Posted on November 29, 2021 in

When discussing personal injury cases, many people assume that the victim was in perfect health before the accident. However, this is rarely the case. Millions of people across the United States live with a pre-existing condition, such as a previous injury or a chronic illness.

Whether it be a bad back or an extremely fragile skull, a pre-existing injury could complicate a personal injury claim. However, your injury should not prevent you from recovering compensation as long as you have a valid case.

How a Pre-Existing Condition Could Affect a Personal Injury Claim

When you file a lawsuit after an accident, you are holding the at-fault party accountable for the losses you experienced due to that accident. If you have a pre-existing injury, it can be difficult to discern whether or not your damages are related to the accident or a symptom of your previous condition. You can only collect compensation for the new injuries you sustained, as well as any aggravation of your pre-existing injury.

In these situations, it is important to schedule a consultation with a Chicago personal injury lawyer. Your attorney will have access to valuable resources to prove your right to certain damages. For example, he or she can enlist the help of an expert medical professional who can evaluate your injuries and testify on your behalf.

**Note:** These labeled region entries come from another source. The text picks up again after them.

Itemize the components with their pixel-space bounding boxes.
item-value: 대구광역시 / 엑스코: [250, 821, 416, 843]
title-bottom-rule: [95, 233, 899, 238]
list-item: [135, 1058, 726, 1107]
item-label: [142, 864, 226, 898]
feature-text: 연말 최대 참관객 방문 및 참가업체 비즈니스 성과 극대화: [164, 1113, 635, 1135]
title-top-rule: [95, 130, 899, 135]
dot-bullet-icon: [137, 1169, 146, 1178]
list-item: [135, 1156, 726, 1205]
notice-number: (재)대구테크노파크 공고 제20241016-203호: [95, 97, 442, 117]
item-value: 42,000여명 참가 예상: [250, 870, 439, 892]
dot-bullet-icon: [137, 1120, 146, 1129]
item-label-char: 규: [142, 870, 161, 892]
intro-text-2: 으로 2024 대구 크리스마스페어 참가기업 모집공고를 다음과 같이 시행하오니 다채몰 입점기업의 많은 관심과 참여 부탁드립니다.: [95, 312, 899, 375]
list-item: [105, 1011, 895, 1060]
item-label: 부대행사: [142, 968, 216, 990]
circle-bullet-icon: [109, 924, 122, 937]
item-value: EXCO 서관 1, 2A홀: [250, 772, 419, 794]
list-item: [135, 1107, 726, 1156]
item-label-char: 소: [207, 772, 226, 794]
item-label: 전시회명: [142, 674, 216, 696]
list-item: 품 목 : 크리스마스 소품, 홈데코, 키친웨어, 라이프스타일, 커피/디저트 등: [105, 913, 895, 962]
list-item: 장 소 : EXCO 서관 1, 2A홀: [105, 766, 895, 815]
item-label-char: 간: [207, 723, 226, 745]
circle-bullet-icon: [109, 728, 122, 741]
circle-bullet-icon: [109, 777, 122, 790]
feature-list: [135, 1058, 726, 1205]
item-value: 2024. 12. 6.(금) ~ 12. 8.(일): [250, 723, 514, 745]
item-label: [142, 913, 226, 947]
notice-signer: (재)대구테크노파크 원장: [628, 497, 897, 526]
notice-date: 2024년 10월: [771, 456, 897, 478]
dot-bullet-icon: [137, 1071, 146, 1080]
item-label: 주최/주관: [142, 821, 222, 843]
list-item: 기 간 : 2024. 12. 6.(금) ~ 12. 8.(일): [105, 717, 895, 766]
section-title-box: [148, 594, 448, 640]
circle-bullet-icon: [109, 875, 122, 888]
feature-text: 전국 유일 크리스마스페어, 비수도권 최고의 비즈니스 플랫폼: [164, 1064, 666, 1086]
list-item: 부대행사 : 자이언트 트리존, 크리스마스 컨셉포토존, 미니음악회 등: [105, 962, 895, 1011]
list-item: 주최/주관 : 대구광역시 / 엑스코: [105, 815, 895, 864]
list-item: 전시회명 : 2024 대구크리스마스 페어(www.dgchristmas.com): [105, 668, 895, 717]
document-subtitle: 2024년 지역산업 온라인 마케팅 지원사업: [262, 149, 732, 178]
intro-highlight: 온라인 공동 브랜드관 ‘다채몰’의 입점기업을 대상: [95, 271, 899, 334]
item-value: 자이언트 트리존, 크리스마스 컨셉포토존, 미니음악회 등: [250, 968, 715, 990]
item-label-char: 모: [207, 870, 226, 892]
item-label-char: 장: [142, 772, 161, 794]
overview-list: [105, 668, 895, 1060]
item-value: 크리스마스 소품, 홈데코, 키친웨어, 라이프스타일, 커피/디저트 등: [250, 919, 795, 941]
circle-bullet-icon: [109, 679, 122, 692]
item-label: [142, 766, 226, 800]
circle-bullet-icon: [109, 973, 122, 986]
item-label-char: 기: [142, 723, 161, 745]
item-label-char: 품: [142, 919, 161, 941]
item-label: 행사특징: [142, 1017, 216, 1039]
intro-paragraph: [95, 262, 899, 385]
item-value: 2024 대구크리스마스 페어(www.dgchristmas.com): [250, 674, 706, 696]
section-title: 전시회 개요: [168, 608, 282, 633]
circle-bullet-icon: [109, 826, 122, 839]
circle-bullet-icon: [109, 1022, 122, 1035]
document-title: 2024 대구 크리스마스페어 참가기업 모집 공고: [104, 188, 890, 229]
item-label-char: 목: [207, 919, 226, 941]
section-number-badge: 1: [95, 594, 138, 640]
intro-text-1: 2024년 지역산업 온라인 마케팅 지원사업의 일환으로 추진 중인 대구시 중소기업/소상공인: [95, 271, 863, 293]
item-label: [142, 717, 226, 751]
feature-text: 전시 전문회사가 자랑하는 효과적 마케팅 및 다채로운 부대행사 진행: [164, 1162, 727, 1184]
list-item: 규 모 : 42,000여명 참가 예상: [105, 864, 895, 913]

The Eggshell Skull Rule and Illinois Personal Injury Lawsuits

If you have a pre-existing injury, it is very common for the at-fault party’s defense attorney to attempt to use this information against you. The defense may claim that your injuries make you more susceptible to damages than the average person and therefore the at-fault party shouldn’t be liable for your damages. According to a legal doctrine known as the eggshell skull rule, however, you still have the right to recover full compensation.

The eggshell skull rule states that a victim in a personal injury lawsuit can hold the at-fault party accountable for their damages, regardless of previous injury. For example, say that a person with a skull as fragile as an eggshell is involved in a car accident and sustains a very severe brain injury. The at-fault driver must pay for the damages that the victim suffered, even if the injuries are significantly worse than what a person with a harder skull would have sustained.

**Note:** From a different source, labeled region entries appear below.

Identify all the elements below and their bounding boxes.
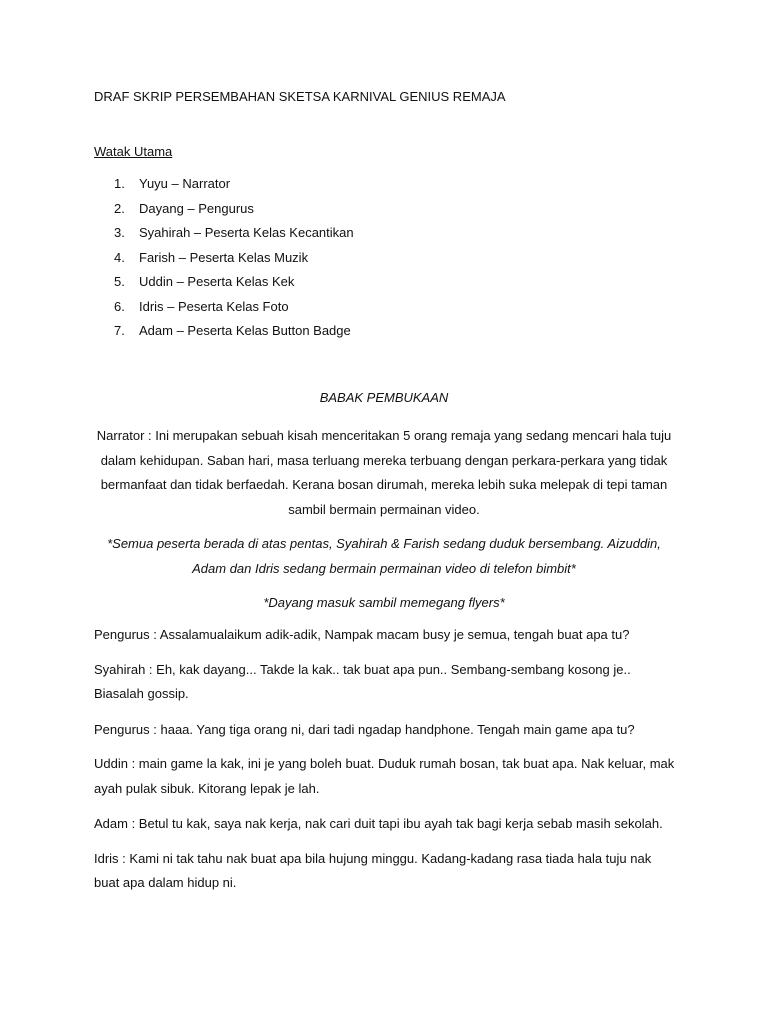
cast-list <box>94 172 654 344</box>
dialogue-line: Pengurus : Assalamualaikum adik-adik, Nampak macam busy je semua, tengah buat apa tu? <box>94 627 630 642</box>
cast-item-number: 2. <box>114 200 125 216</box>
cast-heading: Watak Utama <box>94 144 173 159</box>
cast-item <box>94 319 654 344</box>
dialogue-line: Uddin : main game la kak, ini je yang boleh buat. Duduk rumah bosan, tak buat apa. Nak keluar, mak ayah pulak sibuk. Kitorang lepak je lah. <box>94 756 675 796</box>
stage-direction: *Semua peserta berada di atas pentas, Syahirah & Farish sedang duduk bersembang. Aizuddin, Adam dan Idris sedang bermain permainan video di telefon bimbit* <box>107 536 661 576</box>
stage-direction: *Dayang masuk sambil memegang flyers* <box>263 595 505 610</box>
cast-item <box>94 295 654 320</box>
cast-item-number: 6. <box>114 298 125 314</box>
cast-item <box>94 172 654 197</box>
cast-item-number: 4. <box>114 249 125 265</box>
document-title: DRAF SKRIP PERSEMBAHAN SKETSA KARNIVAL GENIUS REMAJA <box>94 89 506 104</box>
dialogue-line: Syahirah : Eh, kak dayang... Takde la kak.. tak buat apa pun.. Sembang-sembang kosong je.. Biasalah gossip. <box>94 661 631 701</box>
dialogue-line: Pengurus : haaa. Yang tiga orang ni, dari tadi ngadap handphone. Tengah main game apa tu? <box>94 721 635 737</box>
dialogue-section <box>94 623 679 907</box>
cast-item-text: Idris – Peserta Kelas Foto <box>139 298 289 314</box>
cast-item-number: 3. <box>114 225 125 240</box>
cast-item <box>94 246 654 271</box>
cast-item-text: Yuyu – Narrator <box>139 176 231 191</box>
scene-title: BABAK PEMBUKAAN <box>319 390 449 405</box>
cast-item-number: 5. <box>114 274 125 289</box>
cast-item <box>94 270 654 295</box>
dialogue-line: Idris : Kami ni tak tahu nak buat apa bila hujung minggu. Kadang-kadang rasa tiada hala tuju nak buat apa dalam hidup ni. <box>94 850 652 890</box>
dialogue-line: Adam : Betul tu kak, saya nak kerja, nak cari duit tapi ibu ayah tak bagi kerja sebab masih sekolah. <box>94 816 663 831</box>
narration-paragraph: Narrator : Ini merupakan sebuah kisah menceritakan 5 orang remaja yang sedang mencari hala tuju dalam kehidupan. Saban hari, masa terluang mereka terbuang dengan perkara-perkara yang tidak bermanfaat dan tidak berfaedah. Kerana bosan dirumah, mereka lebih suka melepak di tepi taman sambil bermain permainan video. <box>96 428 672 517</box>
cast-item-text: Uddin – Peserta Kelas Kek <box>139 274 295 289</box>
cast-item-number: 7. <box>114 323 125 338</box>
cast-item <box>94 197 654 222</box>
cast-item-number: 1. <box>114 176 125 191</box>
cast-item-text: Adam – Peserta Kelas Button Badge <box>139 323 351 338</box>
cast-item-text: Dayang – Pengurus <box>139 200 254 216</box>
cast-item-text: Syahirah – Peserta Kelas Kecantikan <box>139 225 354 240</box>
cast-item <box>94 221 654 246</box>
cast-item-text: Farish – Peserta Kelas Muzik <box>139 249 309 265</box>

Pre-Existing Injuries and Insurance Claims

Many personal injury lawsuits begin as insurance claims, such as motor vehicle accidents and premises liability cases. During the insurance process, it is common for the company to search through a claimant’s medical history and attempt to find evidence that the accident did not affect your health. The company may claim that your pre-existing injury is responsible for the symptoms you experienced, not the accident.

As a result, it is very important to hire a lawyer to represent your case. Your attorney can evaluate your complete medical history and consult with experts to strengthen your claim. When negotiating with the insurance company, your lawyer can advocate for your maximum compensation and help establish your right to maximum recovery.

What to Do After an Accident in Illinois

As soon as possible following your accident, seek emergency medical attention and save all records related to your treatment and injuries. If possible, collect any evidence that you have about your pre-existing injury. Once you gather this information, contact a personal injury lawyer to discuss your case and legal options.